I think we are in a similar situation here -- we are comparing pre- and post-dimensionality reduction neighborhoods / variances / distances, which implies a "correct" normalization. Allowing devs to change the ground truth seems dangerous.

I think that's a good point. There are some reasons why I don't like this which I will list below but I think it might be necessary in order to preserve the "integrity" of the benchmark. I think the alternatives have already been mentioned and have their own problems/limitations: either use the same normalisation for the ground truth as the method, (maybe) use raw counts for the ground truth or avoid the problem by only using metrics that don't rely on before/after comparisons. I quite like the last one in theory but it might be quite limiting in the kind of metrics you could use.

Reasons for not using a standard normalisation:

Whatever is decided I think this is something that we should try to keep consistent across tasks.

LuckyMD commented 1 year ago

Thanks for roping me in @scottgigante-immunai. I think the best way forward would be to use normalization layers in the dataset as in batch integration, as Scott suggested. One could then also add multiple datasets with different "ground truth" normalizations or even use the same dataset twice like this. That would enable comparisons as well, but still keep the integrity of the benchmark.

In general, solving this normalization issue is important to have fixed before we submit the manuscript. Would you be able to add normalization layers per dataset in the near future @lazappi? I guess as you're only back next week, ealiest by the end of that week? This would affect the results and would then require revisiting the text as well.

lazappi commented 1 year ago

I can maybe get to it next week (if no one else does before then). I would like to confirm that 1) there is general agreement that making normalisation part of the data loader is the way to go and 2) this will be consistent across tasks (or there is a good reason why it can't be). Possibly you discussed this in a meeting already but wanted to confirm.
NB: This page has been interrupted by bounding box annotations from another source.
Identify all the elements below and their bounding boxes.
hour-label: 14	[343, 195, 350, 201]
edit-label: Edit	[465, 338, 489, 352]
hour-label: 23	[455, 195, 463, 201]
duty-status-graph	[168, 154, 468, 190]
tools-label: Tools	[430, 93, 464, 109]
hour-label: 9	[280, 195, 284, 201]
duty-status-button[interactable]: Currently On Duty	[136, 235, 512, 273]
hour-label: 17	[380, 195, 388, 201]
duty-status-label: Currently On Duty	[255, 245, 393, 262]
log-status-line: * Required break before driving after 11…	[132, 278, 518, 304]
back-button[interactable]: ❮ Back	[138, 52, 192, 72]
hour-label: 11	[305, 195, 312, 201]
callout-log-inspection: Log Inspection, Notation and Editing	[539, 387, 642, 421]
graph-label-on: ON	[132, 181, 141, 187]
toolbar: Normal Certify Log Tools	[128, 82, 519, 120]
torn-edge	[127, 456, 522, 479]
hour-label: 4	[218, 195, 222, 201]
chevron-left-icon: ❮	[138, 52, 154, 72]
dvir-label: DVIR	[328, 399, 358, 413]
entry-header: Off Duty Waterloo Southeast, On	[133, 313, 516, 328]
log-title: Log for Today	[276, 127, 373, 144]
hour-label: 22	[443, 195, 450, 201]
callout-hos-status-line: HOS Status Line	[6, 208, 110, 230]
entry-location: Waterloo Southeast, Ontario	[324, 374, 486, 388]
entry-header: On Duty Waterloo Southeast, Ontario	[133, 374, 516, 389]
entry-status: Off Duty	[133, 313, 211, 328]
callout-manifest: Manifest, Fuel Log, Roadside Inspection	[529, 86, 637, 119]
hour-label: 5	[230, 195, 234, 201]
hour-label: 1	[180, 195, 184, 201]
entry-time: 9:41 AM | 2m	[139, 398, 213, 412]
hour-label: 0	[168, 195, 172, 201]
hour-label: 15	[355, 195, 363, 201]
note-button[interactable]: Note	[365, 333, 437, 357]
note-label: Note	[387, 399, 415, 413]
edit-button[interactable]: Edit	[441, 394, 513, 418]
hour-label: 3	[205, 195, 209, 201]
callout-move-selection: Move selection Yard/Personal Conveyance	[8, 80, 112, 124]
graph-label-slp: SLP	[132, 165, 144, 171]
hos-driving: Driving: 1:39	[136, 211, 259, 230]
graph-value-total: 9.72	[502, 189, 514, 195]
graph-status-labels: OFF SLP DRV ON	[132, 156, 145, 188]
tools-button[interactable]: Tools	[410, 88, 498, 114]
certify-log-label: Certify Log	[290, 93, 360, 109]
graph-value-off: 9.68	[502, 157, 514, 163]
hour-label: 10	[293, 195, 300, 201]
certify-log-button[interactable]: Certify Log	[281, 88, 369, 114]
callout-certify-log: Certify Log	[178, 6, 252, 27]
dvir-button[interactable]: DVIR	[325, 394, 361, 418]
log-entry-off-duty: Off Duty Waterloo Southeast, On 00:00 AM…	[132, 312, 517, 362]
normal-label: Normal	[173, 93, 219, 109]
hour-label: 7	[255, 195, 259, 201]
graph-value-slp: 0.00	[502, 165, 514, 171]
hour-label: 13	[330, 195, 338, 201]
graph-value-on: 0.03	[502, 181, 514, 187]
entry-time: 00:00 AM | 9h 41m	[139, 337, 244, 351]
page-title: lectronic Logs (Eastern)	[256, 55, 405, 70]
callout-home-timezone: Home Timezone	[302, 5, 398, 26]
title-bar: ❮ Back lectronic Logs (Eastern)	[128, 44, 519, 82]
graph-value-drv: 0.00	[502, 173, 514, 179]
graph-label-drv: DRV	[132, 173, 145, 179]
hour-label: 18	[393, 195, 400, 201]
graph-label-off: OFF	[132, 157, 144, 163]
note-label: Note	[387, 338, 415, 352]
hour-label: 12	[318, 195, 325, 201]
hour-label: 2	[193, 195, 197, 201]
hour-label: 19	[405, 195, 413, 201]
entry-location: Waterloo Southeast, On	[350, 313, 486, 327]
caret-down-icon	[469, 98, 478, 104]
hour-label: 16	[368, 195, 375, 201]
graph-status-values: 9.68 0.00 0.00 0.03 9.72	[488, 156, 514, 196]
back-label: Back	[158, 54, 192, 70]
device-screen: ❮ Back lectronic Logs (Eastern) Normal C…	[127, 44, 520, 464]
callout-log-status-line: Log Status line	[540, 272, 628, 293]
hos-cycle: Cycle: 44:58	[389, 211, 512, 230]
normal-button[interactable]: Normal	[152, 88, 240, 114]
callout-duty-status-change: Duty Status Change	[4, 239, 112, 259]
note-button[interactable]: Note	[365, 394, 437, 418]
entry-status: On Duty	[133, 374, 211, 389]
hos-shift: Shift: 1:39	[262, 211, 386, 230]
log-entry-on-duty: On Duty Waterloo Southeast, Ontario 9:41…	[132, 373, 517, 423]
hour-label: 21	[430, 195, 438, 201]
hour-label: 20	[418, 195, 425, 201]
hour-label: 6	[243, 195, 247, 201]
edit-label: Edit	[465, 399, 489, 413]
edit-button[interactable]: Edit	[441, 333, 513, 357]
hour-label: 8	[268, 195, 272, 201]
I knew the results weren't stable so there isn't anything in the text yet anyway (in the small bit I wrote at least).

scottgigante-immunai commented 1 year ago

I think the rule we can be consistent on is "if there exist metrics that are computed on normalized data, then dataset functions should provide this normalized data". Otherwise, I think the principle of not wanting to prescribe normalization methods should stand.

LuckyMD commented 1 year ago

if there exist metrics that are computed on normalized data, then dataset functions should provide this normalized data

I agree with this and it is in line broadly with what we discussed at the meeting yesterday.